Normally when you hear a kiwi accent in London it’s because it’s a friend, so you smile and go in for the hug. This becomes massively awkward when you are with 800 New Zealand runaways and you start hugging strangers at the bar. But then let’s be honest, because we were all kiwis a surprise tackle hug was always welcomed.

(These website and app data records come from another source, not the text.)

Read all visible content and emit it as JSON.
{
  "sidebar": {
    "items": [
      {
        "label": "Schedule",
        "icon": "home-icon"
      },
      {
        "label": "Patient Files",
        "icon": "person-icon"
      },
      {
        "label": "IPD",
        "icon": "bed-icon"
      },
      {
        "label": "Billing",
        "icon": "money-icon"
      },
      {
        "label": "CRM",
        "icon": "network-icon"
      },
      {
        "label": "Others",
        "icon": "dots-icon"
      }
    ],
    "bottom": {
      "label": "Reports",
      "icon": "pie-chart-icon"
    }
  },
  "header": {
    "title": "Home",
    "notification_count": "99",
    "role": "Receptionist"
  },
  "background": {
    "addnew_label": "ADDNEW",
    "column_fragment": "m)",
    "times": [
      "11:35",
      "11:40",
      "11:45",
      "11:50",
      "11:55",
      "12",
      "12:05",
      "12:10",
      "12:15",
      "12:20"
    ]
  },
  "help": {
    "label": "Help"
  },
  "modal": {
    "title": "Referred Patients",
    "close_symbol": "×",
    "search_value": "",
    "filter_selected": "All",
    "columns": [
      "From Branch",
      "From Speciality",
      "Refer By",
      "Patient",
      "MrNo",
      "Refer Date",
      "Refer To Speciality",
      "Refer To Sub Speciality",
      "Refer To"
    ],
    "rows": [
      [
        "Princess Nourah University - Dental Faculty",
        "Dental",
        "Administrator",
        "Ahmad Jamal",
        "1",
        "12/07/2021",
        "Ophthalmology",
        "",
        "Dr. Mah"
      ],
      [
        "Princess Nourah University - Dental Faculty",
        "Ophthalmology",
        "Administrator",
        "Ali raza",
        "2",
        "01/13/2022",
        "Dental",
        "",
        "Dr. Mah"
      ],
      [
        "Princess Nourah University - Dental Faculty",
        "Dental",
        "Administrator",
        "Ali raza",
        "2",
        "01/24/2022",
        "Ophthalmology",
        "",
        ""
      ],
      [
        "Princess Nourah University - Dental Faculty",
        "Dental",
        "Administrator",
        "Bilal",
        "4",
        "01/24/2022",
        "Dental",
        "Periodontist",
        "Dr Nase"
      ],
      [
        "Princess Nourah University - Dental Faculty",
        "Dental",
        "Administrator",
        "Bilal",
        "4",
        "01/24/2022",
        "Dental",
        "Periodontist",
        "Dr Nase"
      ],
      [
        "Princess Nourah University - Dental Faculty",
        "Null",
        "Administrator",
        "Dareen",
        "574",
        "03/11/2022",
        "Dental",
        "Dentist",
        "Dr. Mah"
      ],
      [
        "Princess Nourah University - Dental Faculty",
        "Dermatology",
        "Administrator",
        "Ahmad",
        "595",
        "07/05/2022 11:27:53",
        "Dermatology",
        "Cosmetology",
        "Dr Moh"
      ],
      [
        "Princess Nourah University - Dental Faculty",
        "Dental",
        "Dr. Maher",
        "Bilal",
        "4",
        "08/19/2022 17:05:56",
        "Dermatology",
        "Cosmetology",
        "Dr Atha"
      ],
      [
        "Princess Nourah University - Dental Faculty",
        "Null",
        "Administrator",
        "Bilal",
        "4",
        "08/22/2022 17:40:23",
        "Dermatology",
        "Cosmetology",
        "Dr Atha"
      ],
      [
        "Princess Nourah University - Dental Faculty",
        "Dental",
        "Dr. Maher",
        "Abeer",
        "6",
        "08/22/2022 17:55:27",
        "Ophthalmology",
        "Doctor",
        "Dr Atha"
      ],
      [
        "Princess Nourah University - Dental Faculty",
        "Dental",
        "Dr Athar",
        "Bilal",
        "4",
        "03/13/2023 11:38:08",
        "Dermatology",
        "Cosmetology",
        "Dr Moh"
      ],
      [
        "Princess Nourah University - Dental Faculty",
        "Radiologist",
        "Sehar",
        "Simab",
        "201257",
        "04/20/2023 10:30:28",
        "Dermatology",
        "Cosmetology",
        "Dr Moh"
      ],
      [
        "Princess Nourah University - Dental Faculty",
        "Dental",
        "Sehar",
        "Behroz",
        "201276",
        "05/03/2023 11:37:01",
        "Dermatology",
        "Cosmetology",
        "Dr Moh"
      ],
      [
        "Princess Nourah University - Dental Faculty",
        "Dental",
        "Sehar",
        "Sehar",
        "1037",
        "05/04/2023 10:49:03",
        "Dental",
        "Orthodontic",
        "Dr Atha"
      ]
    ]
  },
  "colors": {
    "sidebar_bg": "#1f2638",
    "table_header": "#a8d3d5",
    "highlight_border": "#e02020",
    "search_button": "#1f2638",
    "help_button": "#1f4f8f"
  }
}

5. You actually know everyone

Well maybe not everyone, but you know you are amongst your tribe when someone spots their old babysitter on the D-floor and the girl you meet on the tube knows your sisters ex-boyfriend. Oh kiwi land, you couldn’t get any smaller.

 

6. Pies make you cry

Now I am not a big night clubber or gig person, but if I knew that venues had kiwi pie warmers I might just find myself a new hobby. At 4 in the afternoon I found myself running across a disco light up dance floor to be first in line for a steak and cheese pie. Covered in tomato sauce it was mana from heaven.IMG_0036

7. It is an amazing way to feel a little bit at home in London

For old cynical me there was a moment, a moment when my Grinch heart grew three sizes. To see a dance floor packed full of Kiwi orphans singing their hearts out to ‘All I want for Christmas is you’. No you might not know anyone there, but something about knowing that they are your tribe just fills you full of goodness.